When at length they came, the variety brightened even Mrs. Fulmort, and she was almost loquacious about some mourning pocket-handkerchiefs with chess-board borders, that they were to bring.  The girls all drank tea with her, Bertha pouring out a whole flood of chatter in unrestraint, for she regarded her mother as nobody, and loved to astonish her sisters, so on she went, a slight hitch in her speech giving a sort of piquancy to her manner.

She had dined late every day, she had ridden with Sir Bevil in the Park, her curly hair had been thought to be crépé, she had drunk champagne, she would have gone to the Opera, but the Actons were particular, and said it was too soon—so tiresome, one couldn’t do anything for this mourning.  Phœbe, in an admonitory tone, suggested that she had seen the British Museum.

‘Oh yes, I have it all in my note-book.  Only imagine, Phœbe, Sir Nicholas had been at Athens, and knew nothing about the Parthenon!  And, gourmet as he is, and so long in the Mediterranean, he had no idea whether the Spartan black broth was made with sepia.’

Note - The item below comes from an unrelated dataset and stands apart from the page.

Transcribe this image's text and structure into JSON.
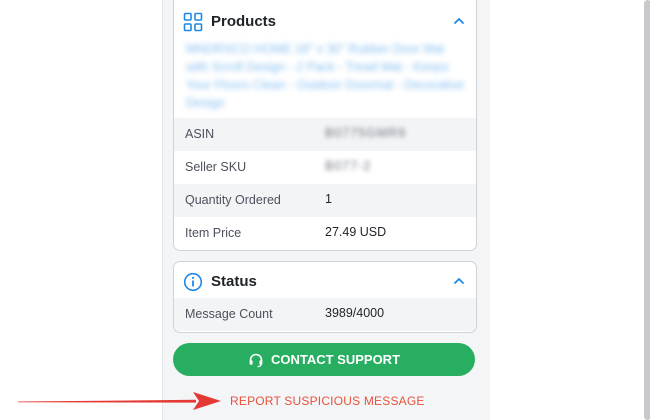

‘My dear,’ began her mother, ‘young ladies do not talk learning in society.’

‘Such a simple thing as this, mamma, every one must know.  But they are all so unintellectual!  Not a book about the Bannermans’ house except Soyer and the London Directory, and even Bevil had never read the Old Red Sandstone nor Sir Charles Lyell.  I have no opinion of the science of soldiers or sailors.’

‘You have told us nothing of Juliana’s baby,’ interposed Phœbe.

‘She’s exactly like the Goddess Pasht, in the Sydenham Palace!  Juliana does not like her a bit, because she is only a girl, and Bevil quite worships her.  Everything one of them likes, the other hates.  They are a study of the science of antipathies.’

‘You should not fancy things, Bertha.’

‘It is no fancy; every one is observing it.  Augusta says she has only twice found them together in their own house since Christmas, and Mervyn says it is a warning against virulent constancy.’

‘Then you saw Mervyn?’ anxiously asked Phœbe.

‘Only twice.  He is at deadly feud with the Actons, because Bevil takes Robert’s part, and has been lecturing him about the withdrawing all the subscriptions!’

‘What?’ asked Phœbe again.

‘Oh! I thought Robert told you all, but there has been such a row!  I believe poor papa said something about letting Robert have an evening school for the boys and young men at the distillery, but when he claimed it, Mervyn said he knew nothing about it, and wouldn’t hear of it, and got affronted, so he withdrew all the subscriptions from the charities and everything else, and the boys have been mobbing the clergy, and Juliana says it is all Robert’s fault.’

‘And did you see Robert?’

‘Very little.  No one would come to such an old fogy’s as Sir Nicholas, that could help it.’

‘Bertha, my dear, young ladies do not use such words,’ observed her mother.

‘Oh, mamma, you are quite behindhand.  Slang is the thing.  I see my line when I come out.  It would not do for you, Phœbe—not your style—but I shall sport it when I come out and go to the Actons.  I shall go out with them.  Augusta is too slow, and lives with nothing but old admirals and gourmands; but I’ll always go to Juliana for the season, Phœbe, wear my hair in the Eugenie style, and be piquante.’

‘Perhaps things will be altered by that time.’

‘Oh no.  There will be no retrograde movement.  Highly educated women have acquired such a footing that they may do what they please.’